Google vient d’annoncer investir massivement dans le développement de capsules 2000 fois plus petites qu’un globule rouge et dont la nanotechnologie permettra d’émettre en temps réel des informations sur les paramètres vitaux de celui qui se fera injecter l’objet.
A Nice, des chercheurs français viennent de mettre au point une technologie permettant de détecter plusieurs années à l’avance les signes précurseurs d’un cancer potentiel.
Un peu partout dans le monde on commence à utiliser des imprimantes 3D pour reproduire un éclat de vertèbre ou de phalange avant réimplantation et on réfléchit à la possibilité d’utiliser cette technologie pour imprimer de la peau ou même un organe…

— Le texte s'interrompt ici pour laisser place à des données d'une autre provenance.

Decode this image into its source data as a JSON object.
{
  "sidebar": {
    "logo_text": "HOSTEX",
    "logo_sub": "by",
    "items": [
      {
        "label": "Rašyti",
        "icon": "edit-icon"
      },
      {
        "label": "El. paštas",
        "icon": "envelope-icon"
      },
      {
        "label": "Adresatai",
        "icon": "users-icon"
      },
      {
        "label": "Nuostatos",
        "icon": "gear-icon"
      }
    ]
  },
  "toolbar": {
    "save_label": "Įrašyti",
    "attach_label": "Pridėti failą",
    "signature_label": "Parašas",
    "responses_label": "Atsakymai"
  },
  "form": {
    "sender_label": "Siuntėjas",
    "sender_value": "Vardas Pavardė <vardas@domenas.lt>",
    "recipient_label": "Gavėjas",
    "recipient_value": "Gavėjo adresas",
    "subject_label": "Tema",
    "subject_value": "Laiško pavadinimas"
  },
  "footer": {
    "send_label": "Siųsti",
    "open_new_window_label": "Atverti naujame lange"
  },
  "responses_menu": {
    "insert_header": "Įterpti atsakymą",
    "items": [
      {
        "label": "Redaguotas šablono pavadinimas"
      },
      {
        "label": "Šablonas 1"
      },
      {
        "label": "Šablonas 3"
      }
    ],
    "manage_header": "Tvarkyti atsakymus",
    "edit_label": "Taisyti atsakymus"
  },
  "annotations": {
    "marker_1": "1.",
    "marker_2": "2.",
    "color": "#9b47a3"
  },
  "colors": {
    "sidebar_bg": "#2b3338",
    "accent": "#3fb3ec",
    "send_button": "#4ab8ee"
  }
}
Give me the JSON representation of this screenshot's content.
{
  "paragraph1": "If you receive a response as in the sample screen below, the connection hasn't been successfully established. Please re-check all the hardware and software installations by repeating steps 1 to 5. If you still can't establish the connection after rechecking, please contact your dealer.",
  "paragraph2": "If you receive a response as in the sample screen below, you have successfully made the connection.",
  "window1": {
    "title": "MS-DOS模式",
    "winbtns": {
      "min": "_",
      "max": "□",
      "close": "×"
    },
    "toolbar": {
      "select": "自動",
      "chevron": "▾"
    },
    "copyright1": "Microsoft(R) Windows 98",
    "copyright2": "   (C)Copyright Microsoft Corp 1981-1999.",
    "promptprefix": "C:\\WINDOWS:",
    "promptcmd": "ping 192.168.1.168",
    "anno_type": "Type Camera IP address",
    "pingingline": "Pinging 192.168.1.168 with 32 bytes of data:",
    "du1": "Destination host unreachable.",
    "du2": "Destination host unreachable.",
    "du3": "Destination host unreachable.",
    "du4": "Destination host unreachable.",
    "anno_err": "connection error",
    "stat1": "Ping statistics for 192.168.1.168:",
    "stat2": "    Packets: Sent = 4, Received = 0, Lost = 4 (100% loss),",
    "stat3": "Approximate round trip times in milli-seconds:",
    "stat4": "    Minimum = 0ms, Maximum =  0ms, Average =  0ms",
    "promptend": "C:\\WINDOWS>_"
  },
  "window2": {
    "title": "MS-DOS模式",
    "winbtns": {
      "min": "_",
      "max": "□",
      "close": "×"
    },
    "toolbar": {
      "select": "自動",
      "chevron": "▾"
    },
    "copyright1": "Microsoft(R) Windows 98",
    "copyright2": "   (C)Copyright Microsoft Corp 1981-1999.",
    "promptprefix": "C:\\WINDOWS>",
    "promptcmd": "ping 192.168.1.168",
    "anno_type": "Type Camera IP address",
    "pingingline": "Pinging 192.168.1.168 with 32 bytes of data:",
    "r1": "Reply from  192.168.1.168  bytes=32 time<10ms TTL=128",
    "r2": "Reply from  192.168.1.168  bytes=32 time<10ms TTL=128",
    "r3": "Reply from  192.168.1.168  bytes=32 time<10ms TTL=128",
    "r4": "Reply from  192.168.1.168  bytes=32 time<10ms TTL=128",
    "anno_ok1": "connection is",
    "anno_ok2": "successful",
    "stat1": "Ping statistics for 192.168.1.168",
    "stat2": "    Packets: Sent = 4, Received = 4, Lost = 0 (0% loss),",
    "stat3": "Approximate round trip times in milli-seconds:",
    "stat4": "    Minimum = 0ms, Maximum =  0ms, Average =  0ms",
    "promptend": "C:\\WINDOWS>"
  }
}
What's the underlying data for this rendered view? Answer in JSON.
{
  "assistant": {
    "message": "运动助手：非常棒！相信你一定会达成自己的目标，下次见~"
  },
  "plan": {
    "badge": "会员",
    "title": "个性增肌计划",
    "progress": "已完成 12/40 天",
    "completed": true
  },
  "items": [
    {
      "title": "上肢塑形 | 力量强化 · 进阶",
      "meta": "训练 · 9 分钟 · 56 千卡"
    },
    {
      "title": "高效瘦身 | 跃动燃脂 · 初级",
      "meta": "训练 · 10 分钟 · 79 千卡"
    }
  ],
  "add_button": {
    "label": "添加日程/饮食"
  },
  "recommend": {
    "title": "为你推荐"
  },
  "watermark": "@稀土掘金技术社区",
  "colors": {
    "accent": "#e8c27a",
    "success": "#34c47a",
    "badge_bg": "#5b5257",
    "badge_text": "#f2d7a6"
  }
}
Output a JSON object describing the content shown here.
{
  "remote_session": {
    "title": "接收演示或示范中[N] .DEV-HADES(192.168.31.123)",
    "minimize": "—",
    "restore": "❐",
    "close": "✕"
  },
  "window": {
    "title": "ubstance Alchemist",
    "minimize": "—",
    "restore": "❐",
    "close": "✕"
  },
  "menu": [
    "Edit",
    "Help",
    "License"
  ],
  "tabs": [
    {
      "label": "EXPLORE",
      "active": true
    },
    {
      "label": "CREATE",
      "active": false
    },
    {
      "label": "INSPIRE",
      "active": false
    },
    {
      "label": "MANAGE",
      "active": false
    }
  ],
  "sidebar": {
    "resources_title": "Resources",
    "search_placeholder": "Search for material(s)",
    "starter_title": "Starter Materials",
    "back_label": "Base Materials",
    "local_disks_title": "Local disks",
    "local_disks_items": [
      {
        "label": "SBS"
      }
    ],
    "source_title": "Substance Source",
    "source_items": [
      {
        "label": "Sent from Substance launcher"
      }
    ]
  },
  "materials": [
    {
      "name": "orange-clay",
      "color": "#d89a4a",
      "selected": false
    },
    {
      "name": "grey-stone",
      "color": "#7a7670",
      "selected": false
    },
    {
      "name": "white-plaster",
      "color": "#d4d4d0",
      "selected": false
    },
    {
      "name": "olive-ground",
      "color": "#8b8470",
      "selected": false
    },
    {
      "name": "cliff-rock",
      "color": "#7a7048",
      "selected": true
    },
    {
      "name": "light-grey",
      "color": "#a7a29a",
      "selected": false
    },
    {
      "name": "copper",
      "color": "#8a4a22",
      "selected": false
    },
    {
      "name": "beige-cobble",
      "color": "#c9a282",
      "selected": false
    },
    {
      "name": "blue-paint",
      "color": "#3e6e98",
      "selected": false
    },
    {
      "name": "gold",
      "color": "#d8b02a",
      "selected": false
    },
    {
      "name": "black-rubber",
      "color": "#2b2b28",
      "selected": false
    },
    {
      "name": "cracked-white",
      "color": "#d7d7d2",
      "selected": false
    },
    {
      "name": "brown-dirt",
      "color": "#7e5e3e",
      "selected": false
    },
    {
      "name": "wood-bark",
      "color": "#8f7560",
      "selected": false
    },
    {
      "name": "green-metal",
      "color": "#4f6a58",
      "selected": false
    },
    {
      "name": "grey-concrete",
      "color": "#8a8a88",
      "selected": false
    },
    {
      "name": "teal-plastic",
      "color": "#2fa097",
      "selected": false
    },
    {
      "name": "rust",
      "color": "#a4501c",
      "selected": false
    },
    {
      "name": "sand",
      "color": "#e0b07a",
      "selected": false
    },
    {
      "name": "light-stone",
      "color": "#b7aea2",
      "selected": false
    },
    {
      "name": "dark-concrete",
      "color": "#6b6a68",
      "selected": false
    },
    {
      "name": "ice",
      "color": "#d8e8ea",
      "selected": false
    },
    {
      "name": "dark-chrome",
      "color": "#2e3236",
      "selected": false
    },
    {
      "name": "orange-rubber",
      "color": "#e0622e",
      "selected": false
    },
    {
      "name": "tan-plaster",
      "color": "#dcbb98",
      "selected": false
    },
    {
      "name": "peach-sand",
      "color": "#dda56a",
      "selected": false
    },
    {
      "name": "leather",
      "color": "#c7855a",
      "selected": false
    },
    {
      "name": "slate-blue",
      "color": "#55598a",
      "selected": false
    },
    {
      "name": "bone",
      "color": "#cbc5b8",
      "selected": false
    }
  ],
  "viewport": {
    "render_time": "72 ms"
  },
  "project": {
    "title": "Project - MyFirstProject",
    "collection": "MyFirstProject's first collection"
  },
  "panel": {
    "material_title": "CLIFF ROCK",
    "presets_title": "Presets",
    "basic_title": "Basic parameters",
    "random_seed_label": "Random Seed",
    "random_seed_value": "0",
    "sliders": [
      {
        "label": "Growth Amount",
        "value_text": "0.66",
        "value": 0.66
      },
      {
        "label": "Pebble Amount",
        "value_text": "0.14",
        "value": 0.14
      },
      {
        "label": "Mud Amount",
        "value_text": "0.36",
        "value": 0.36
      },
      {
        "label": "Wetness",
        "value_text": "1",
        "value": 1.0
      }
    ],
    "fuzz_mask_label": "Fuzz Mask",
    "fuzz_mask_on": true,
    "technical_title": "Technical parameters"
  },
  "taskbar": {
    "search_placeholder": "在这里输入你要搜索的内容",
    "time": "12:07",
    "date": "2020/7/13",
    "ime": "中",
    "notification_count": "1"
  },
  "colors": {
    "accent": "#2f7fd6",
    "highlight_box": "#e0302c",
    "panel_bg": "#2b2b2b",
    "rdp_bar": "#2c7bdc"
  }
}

L’accélération de l’impact de la technologie sur la santé humaine commence à générer des espoirs (ou des craintes) concernant un allongement exponentiel de l’espérance de vie qui pourrait pour certains (c’est par exemple mon point de vue) doubler en deux générations.

Cette situation en perpétuelle évolution, associée à la multiplication sur le net de forums d’échanges de données et de conseils médicaux, pourrait laisser à penser qu’en multipliant les capteurs les plus précis et en les couplant à des métamoteurs de données doués d’une réelle intelligence artificielle il pourrait devenir possible pour le patient d’être son propre médecin…

Mais je crois profondément qu’il n’en sera rien.

Ayant en effet récemment observé de fort près la détresse d’une jeune Médecin et néanmoins Maman face à la maladie de son enfant il m’est apparu comme une évidence que la seule chose que ne sauront pas faire les machines pendant longtemps encore (et heureusement) ce sont les choix froids et puissants dictés par le serment d’Hippocrate, c’est aussi la capacité à prendre du recul face à la douleur parfois nécessaire, c’est encore le pouvoir de savoir parfois ne pas guérir mais donner du temps de vie sereine et c’est surtout la maîtrise de la serendipité médicale qui fait qu’au travers de l’éclat d’un regard, de la vibration d’une voix ou de la douceur d’une main dans celle de son patient un médecin absorbe, transforme, analyse et retransmet bien plus d’énergie vitale que tous les robots de monde et cela pour encore bien longtemps.